We look through that in a number of other different sectors. The names we come up with, quite frankly are quite boring. It might be things like HP or others that are just trading on price-to-earnings (P/E) ratios below 10, growth is looking actually quite anemic. And you're not looking like you are going to get much performance, much earnings growth out of them. But at those rates, you're actually getting a good yield.
They're doing buybacks. As long as the capital is being managed, you just don't know when it's going to come good though, because it isn't a sexy story.
It's another thing when the market takes a bit of a tumble. A stock that's on a 100 times PE has got a lot further to fall than a stock that's on 7 or 8 times PE.
MF: What do you think is the most overrated stock at the moment?

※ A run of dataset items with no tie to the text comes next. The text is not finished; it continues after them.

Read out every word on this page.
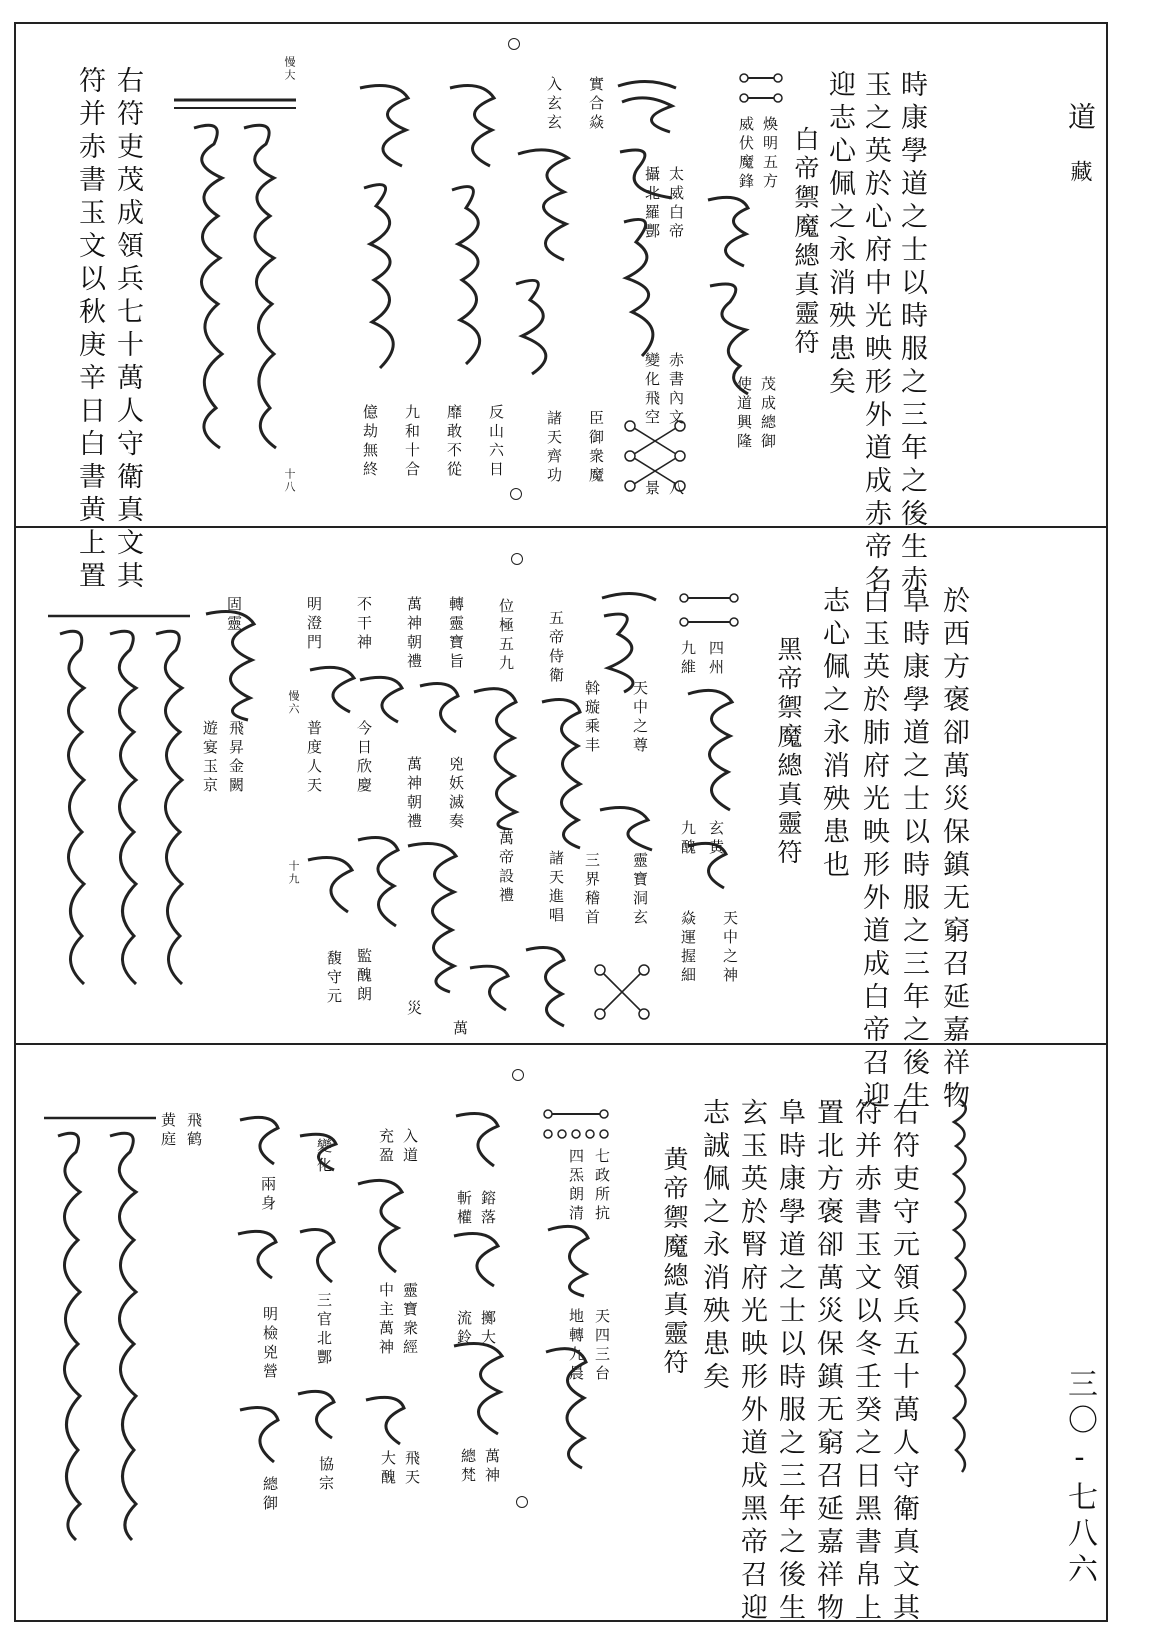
道
藏
三〇-七八六
時康學道之士以時服之三年之後生赤
玉之英於心府中光映形外道成赤帝名
迎志心佩之永消殃患矣
白帝禦魔總真靈符
煥明五方
威伏魔鋒
太威白帝
赤書內文
八
攝北羅酆
變化飛空
景
茂成總御
使道興隆
實合焱
臣御衆魔
入玄玄
諸天齊功
反山六日
靡敢不從
九和十合
億劫無終
慢大
十八
右符吏茂成領兵七十萬人守衛真文其
符并赤書玉文以秋庚辛日白書黄上置
於西方褒卻萬災保鎮无窮召延嘉祥物
阜時康學道之士以時服之三年之後生
白玉英於肺府光映形外道成白帝召迎
志心佩之永消殃患也
黑帝禦魔總真靈符
四州
九維
玄黄
九醜
天中之神
焱運握細
天中之尊
靈寶洞玄
斡璇乘丰
三界稽首
五帝侍衛
諸天進唱
位極五九
萬帝設禮
轉靈寶旨
兇妖滅奏
萬
萬神朝禮
萬神朝禮
災
不干神
今日欣慶
監醜朗
明澄門
普度人天
馥守元
慢六
十九
固靈
飛昇金闕
遊宴玉京
右符吏守元領兵五十萬人守衛真文其
符并赤書玉文以冬壬癸之日黑書帛上
置北方褒卻萬災保鎮无窮召延嘉祥物
阜時康學道之士以時服之三年之後生
玄玉英於腎府光映形外道成黑帝召迎
志誠佩之永消殃患矣
黄帝禦魔總真靈符
七政所抗
天四三台
四炁朗清
地轉九晨
鎔落
擲大
萬神
斬權
流鈴
總梵
入道
靈寶衆經
飛天
充盈
中主萬神
大醜
變化
三官北酆
協宗
兩身
明檢兇營
總御
飛鹤
黄庭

DK: Certainly there's some stocks in the tech sector that don't deserve their premium. So we look through it and behind every bubble, there's usually a grain of truth and there are stocks out there that we can look at within the tech sector we see why.
Tesla Inc (NASDAQ: TSLA)'s… probably one of the poster childs of very expensive, effectively not earning anything. It's a story stock. So they make really nice cars, but is a stock 4 or 5 times better than what it was at the start of the year?
It's pretty tough to come up with a reason why. But there's a good story behind it, and everyone loves Elon Musk. Maybe not everyone, but there's a large number of people who love him.
MF: He has a personality cult going on, hasn't he?
DK: Exactly. We tend not to meet management for that reason. We'll listen in to calls and we'll run through the transcripts and all that sort of stuff, but we try not to get too close because you can fall in love with stories and magnetic founders.
MF: Which stock are you most proud of from a past purchase?
DK: Vestas Wind Systems A/S (CPH: VWS) is a stock which we bought a few years ago… It is the world's biggest supplier of wind turbines. It's a Danish company. We're starting to tip it out now, because it is getting very expensive.
A lot of the green stocks have all been pushed up with the whole idea of, okay, Trump's not going to be president anymore and we'll have a Democrat president. Therefore possibly a Green New Deal can bid up the prices of these.
At the time (of purchase), Trump was in and pushing hard against these renewable energies. Our view was that the costs for renewable energy would reach a stage where they were compelling even without subsidies.
So that was one we bought and rode that up. Now we're starting to move out of that. We still like the company, still think it's high quality, but it's just the sector that's flavour of the minute at the moment.
And we'd like to buy back in at lower prices.
MF: Has COVID-19 changed or altered your investment methods at all?
DK: In terms of the overall philosophy we have for trying to buy high quality stocks at the right price, no, it hasn't. What it has changed dramatically in terms of what we've done in our quantitative models is it means we've completely down-weighted both last year's earnings and the current year's earnings.
Because what we're looking at very much as a company is, where did we think this company can actually get back to? It's not about what they're going to deliver in 2020 or in 2021, because we know those are distorted periods.
It's about trying to work out how much insight we really have into those later years… and also looking at historical (performance) and where do we think there's a reasonable level for companies to get back to?